My Body, My Self Sunday, January 24, 2010 at 1:53 pm
As those who’ve kept in touch with me personally know, six months ago I was regularly doing yoga once – and sometimes twice – a week. For various reasons, I’m not doing yoga anymore (although I sometimes think about getting back into it). Despite yoga, I still have some of the tightest hamstrings on the planet, can’t touch my toes, and can’t do half moon. At least I got crow down.
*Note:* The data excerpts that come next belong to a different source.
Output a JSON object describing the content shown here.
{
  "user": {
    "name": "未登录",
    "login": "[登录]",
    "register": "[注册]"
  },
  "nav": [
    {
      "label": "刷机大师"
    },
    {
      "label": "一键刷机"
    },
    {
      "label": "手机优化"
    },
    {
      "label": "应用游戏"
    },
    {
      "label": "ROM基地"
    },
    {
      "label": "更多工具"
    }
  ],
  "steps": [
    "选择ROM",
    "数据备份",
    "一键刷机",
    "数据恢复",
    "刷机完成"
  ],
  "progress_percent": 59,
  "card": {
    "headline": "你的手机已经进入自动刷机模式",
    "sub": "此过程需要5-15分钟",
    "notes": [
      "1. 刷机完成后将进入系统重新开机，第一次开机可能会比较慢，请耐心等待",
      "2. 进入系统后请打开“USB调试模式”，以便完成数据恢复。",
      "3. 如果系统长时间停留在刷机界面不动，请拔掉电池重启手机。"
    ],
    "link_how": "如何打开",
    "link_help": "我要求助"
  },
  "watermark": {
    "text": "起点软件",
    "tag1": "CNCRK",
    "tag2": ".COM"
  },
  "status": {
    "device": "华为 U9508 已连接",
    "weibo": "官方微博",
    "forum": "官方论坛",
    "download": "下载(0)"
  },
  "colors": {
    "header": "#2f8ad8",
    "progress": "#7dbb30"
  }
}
Fast forward to this past week. I have some knots in my back that’ve been annoying me, variously, while working out or moving my arms in the wrong way. Thinking I could just get this “taken care of” like a routine physical check-up, I made an appointment for a massage this past Thursday. It was the first massage I’ve had. Although it was a good experience, the masseuse said (and I could tell) that I have a whole lot of tension, the type usually associated with stress (neck, shoulders, back, jaw; the tense hamstrings are who-knows-why). She made the comment afterward that she could’ve done a deep tissue massage but it would’ve been very painful on me because I hadn’t learned how to relax and receive a massage, and I would’ve been sore for days afterward and wouldn’t've liked it very much. She also said, finding that I work for Microsoft, that having a lot of Microsofties come through the spa, and being married to one, it is clearly a high-stress job and people who don’t figure out some way to deal with the stress, after ten or so years of it their body ends up being destroyed by it. This was not the first time I’d heard this (and I think I can point to people at the company who are examples of this).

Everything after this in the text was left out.